Самурай Ярослава Мудрого - Александр Ледащёв
Шрифт:
Интервал:
Закладка:
Конь вел себя спокойно, но свободного повода я ему не давал, от греха. Песня песней, но жизнь глупости не прощает. Кобылка же вообще была как пришитая, при обозе осталась очень обиженно.
Мысли текли ровно, неспешно. То я думал о ценах на оружие – разумеется, лишь гипотетически, стоят ли шесть мечей и семь кольчуг с чеканом одного небольшого дома? Ах да. Еще лошади. Тоже шесть теперь. Неужели не хватит на дом? Эти мысли были приятны. Но перемежались они с очень неприятными. Что у меня с позвоночником, почему слабеет рука и отчего ее сводит? Что у меня с легкими, я не спрашивал – одному уже был почти конец, второе еще работало. Вот кончатся сигареты – и поневоле полегчает. Но кто мне мешает выкинуть сигареты сейчас? Никто. Потому и не выкину. Да, господин Ферзь, ума тебе не занимать стать. А как же Сова? Какая еще сова? Не «сова», а «Сова», вы мне тут не прикидывайтесь, господин Ферзь! Ах, Сова… Да как же, как же. А что с Совой? Вы не думаете, что она попросит заплатить за свою услугу? Услуга? Какая? Ох, конечно же, конечно. Думаю, что потребует, но тут смысла переживать и маяться нет. Нет? Нет. Все равно ничего уже не изменить.
Ехал я теперь в середине поезда, Ярослав заметил, что я ранен, и велел мне уступить место другому дружиннику, а самому ехать среди других легкораненых. Ну спасибо, что в повозку не велел лечь. Нельзя ослушаться дайме, но я никогда не ложился, если болел. Только если сил уже не было даже на то, чтобы прикурить. Теперь, когда я был предоставлен самому себе, я мог немного расслабиться, пока время есть.

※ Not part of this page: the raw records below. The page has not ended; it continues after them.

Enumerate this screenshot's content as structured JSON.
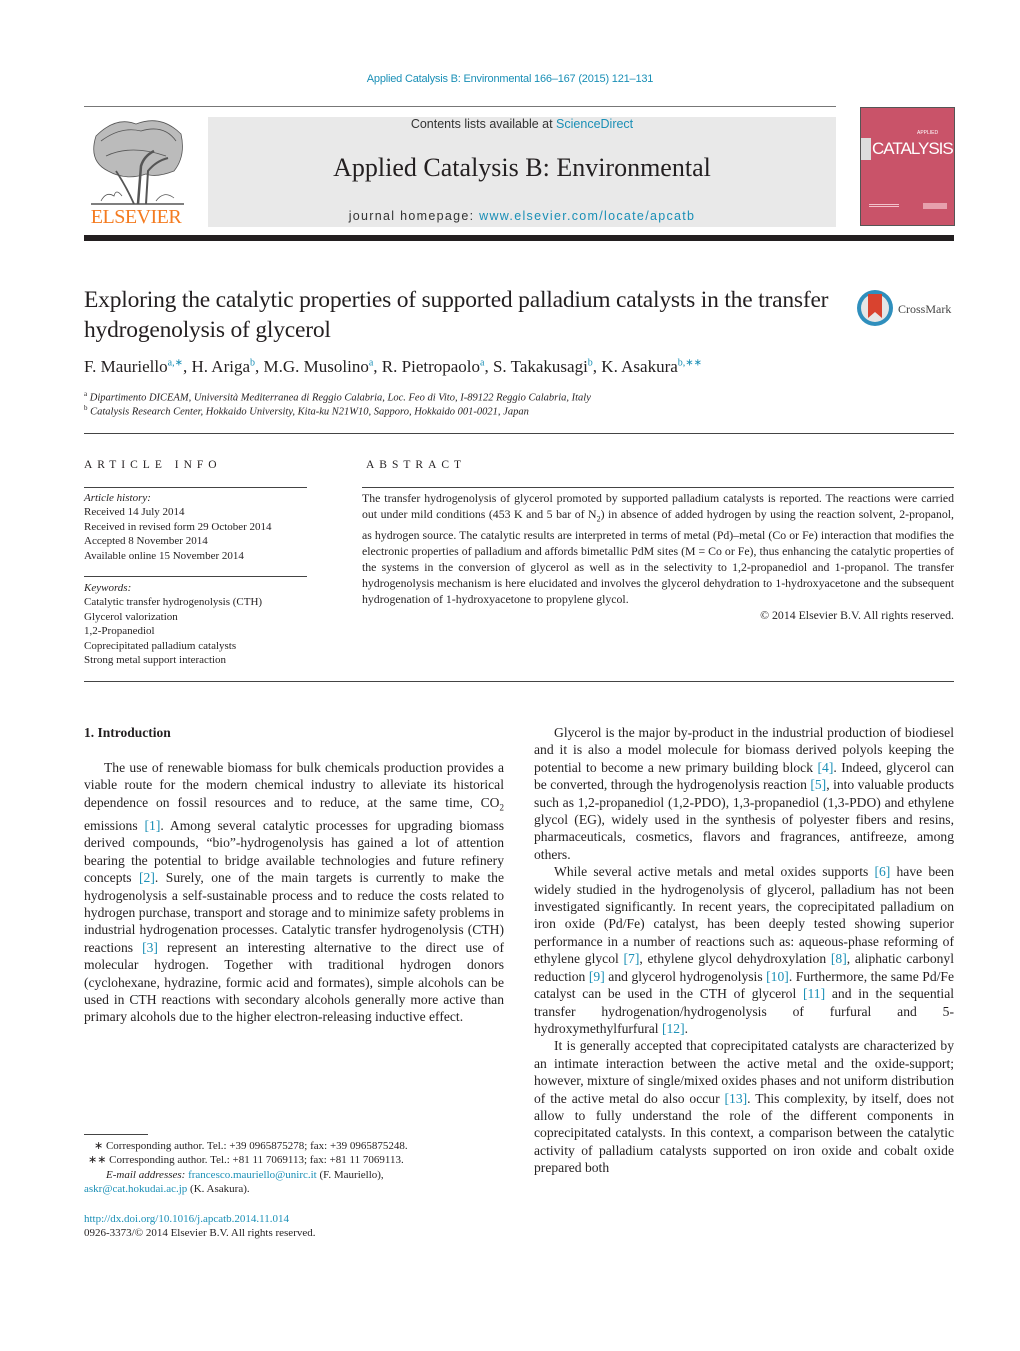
{
  "header": {
    "journal_reference": "Applied Catalysis B: Environmental 166–167 (2015) 121–131",
    "contents_prefix": "Contents lists available at ",
    "contents_link": "ScienceDirect",
    "journal_title": "Applied Catalysis B: Environmental",
    "homepage_prefix": "journal homepage: ",
    "homepage_link": "www.elsevier.com/locate/apcatb",
    "publisher_logo_text": "ELSEVIER",
    "cover_title": "CATALYSIS",
    "cover_subtitle": "APPLIED",
    "crossmark_label": "CrossMark"
  },
  "colors": {
    "link": "#1a8fb6",
    "elsevier_orange": "#f47b20",
    "cover": "#c95369",
    "masthead_bg": "#e9e9e9"
  },
  "article": {
    "title": "Exploring the catalytic properties of supported palladium catalysts in the transfer hydrogenolysis of glycerol",
    "authors": [
      {
        "name": "F. Mauriello",
        "sup": "a,∗"
      },
      {
        "name": "H. Ariga",
        "sup": "b"
      },
      {
        "name": "M.G. Musolino",
        "sup": "a"
      },
      {
        "name": "R. Pietropaolo",
        "sup": "a"
      },
      {
        "name": "S. Takakusagi",
        "sup": "b"
      },
      {
        "name": "K. Asakura",
        "sup": "b,∗∗"
      }
    ],
    "affiliations": [
      {
        "mark": "a",
        "text": "Dipartimento DICEAM, Università Mediterranea di Reggio Calabria, Loc. Feo di Vito, I-89122 Reggio Calabria, Italy"
      },
      {
        "mark": "b",
        "text": "Catalysis Research Center, Hokkaido University, Kita-ku N21W10, Sapporo, Hokkaido 001-0021, Japan"
      }
    ]
  },
  "article_info": {
    "heading": "ARTICLE INFO",
    "history_label": "Article history:",
    "history": [
      "Received 14 July 2014",
      "Received in revised form 29 October 2014",
      "Accepted 8 November 2014",
      "Available online 15 November 2014"
    ],
    "keywords_label": "Keywords:",
    "keywords": [
      "Catalytic transfer hydrogenolysis (CTH)",
      "Glycerol valorization",
      "1,2-Propanediol",
      "Coprecipitated palladium catalysts",
      "Strong metal support interaction"
    ]
  },
  "abstract": {
    "heading": "ABSTRACT",
    "part1": "The transfer hydrogenolysis of glycerol promoted by supported palladium catalysts is reported. The reactions were carried out under mild conditions (453 K and 5 bar of N",
    "sub1": "2",
    "part2": ") in absence of added hydrogen by using the reaction solvent, 2-propanol, as hydrogen source. The catalytic results are interpreted in terms of metal (Pd)–metal (Co or Fe) interaction that modifies the electronic properties of palladium and affords bimetallic PdM sites (M = Co or Fe), thus enhancing the catalytic properties of the systems in the conversion of glycerol as well as in the selectivity to 1,2-propanediol and 1-propanol. The transfer hydrogenolysis mechanism is here elucidated and involves the glycerol dehydration to 1-hydroxyacetone and the subsequent hydrogenation of 1-hydroxyacetone to propylene glycol.",
    "copyright": "© 2014 Elsevier B.V. All rights reserved."
  },
  "intro": {
    "heading": "1.  Introduction",
    "p1": [
      "The use of renewable biomass for bulk chemicals production provides a viable route for the modern chemical industry to alleviate its historical dependence on fossil resources and to reduce, at the same time, CO",
      "2",
      " emissions ",
      "[1]",
      ". Among several catalytic processes for upgrading biomass derived compounds, “bio”-hydrogenolysis has gained a lot of attention bearing the potential to bridge available technologies and future refinery concepts ",
      "[2]",
      ". Surely, one of the main targets is currently to make the hydrogenolysis a self-sustainable process and to reduce the costs related to hydrogen purchase, transport and storage and to minimize safety problems in industrial hydrogenation processes. Catalytic transfer hydrogenolysis (CTH) reactions ",
      "[3]",
      " represent an interesting alternative to the direct use of molecular hydrogen. Together with traditional hydrogen donors (cyclohexane, hydrazine, formic acid and formates), simple alcohols can be used in CTH reactions with secondary alcohols generally more active than primary alcohols due to the higher electron-releasing inductive effect."
    ],
    "p2": [
      "Glycerol is the major by-product in the industrial production of biodiesel and it is also a model molecule for biomass derived polyols keeping the potential to become a new primary building block ",
      "[4]",
      ". Indeed, glycerol can be converted, through the hydrogenolysis reaction ",
      "[5]",
      ", into valuable products such as 1,2-propanediol (1,2-PDO), 1,3-propanediol (1,3-PDO) and ethylene glycol (EG), widely used in the synthesis of polyester fibers and resins, pharmaceuticals, cosmetics, flavors and fragrances, antifreeze, among others."
    ],
    "p3": [
      "While several active metals and metal oxides supports ",
      "[6]",
      " have been widely studied in the hydrogenolysis of glycerol, palladium has not been investigated significantly. In recent years, the coprecipitated palladium on iron oxide (Pd/Fe) catalyst, has been deeply tested showing superior performance in a number of reactions such as: aqueous-phase reforming of ethylene glycol ",
      "[7]",
      ", ethylene glycol dehydroxylation ",
      "[8]",
      ", aliphatic carbonyl reduction ",
      "[9]",
      " and glycerol hydrogenolysis ",
      "[10]",
      ". Furthermore, the same Pd/Fe catalyst can be used in the CTH of glycerol ",
      "[11]",
      " and in the sequential transfer hydrogenation/hydrogenolysis of furfural and 5-hydroxymethylfurfural ",
      "[12]",
      "."
    ],
    "p4": [
      "It is generally accepted that coprecipitated catalysts are characterized by an intimate interaction between the active metal and the oxide-support; however, mixture of single/mixed oxides phases and not uniform distribution of the active metal do also occur ",
      "[13]",
      ". This complexity, by itself, does not allow to fully understand the role of the different components in coprecipitated catalysts. In this context, a comparison between the catalytic activity of palladium catalysts supported on iron oxide and cobalt oxide prepared both"
    ]
  },
  "footnotes": {
    "fn1": "∗  Corresponding author. Tel.: +39 0965875278; fax: +39 0965875248.",
    "fn2": "∗∗  Corresponding author. Tel.: +81 11 7069113; fax: +81 11 7069113.",
    "email_label": "E-mail addresses:",
    "email1": "francesco.mauriello@unirc.it",
    "email1_owner": " (F. Mauriello),",
    "email2": "askr@cat.hokudai.ac.jp",
    "email2_owner": " (K. Asakura).",
    "doi": "http://dx.doi.org/10.1016/j.apcatb.2014.11.014",
    "issn": "0926-3373/© 2014 Elsevier B.V. All rights reserved."
  }
}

Если в первые же часы пути мы напоролись на засаду, да не простую, а которая была устроена на самого Ярослава, то особенно расслабляться не хочется. Тем не менее тело требовало отдыха, как-никак, я получил по спине чеканом, а кроме того, побывал пусть в коротком, но бою. Поэтому я почти что дремал в седле, положившись на то, что вряд ли на князя ставят засады через каждые сто шагов.
В памяти снова всплыл старик-японец, мой учитель, под присмотром которого я провел семнадцать лет – с восемнадцати до тридцати пяти. Знакомство наше состоялось следующим образом.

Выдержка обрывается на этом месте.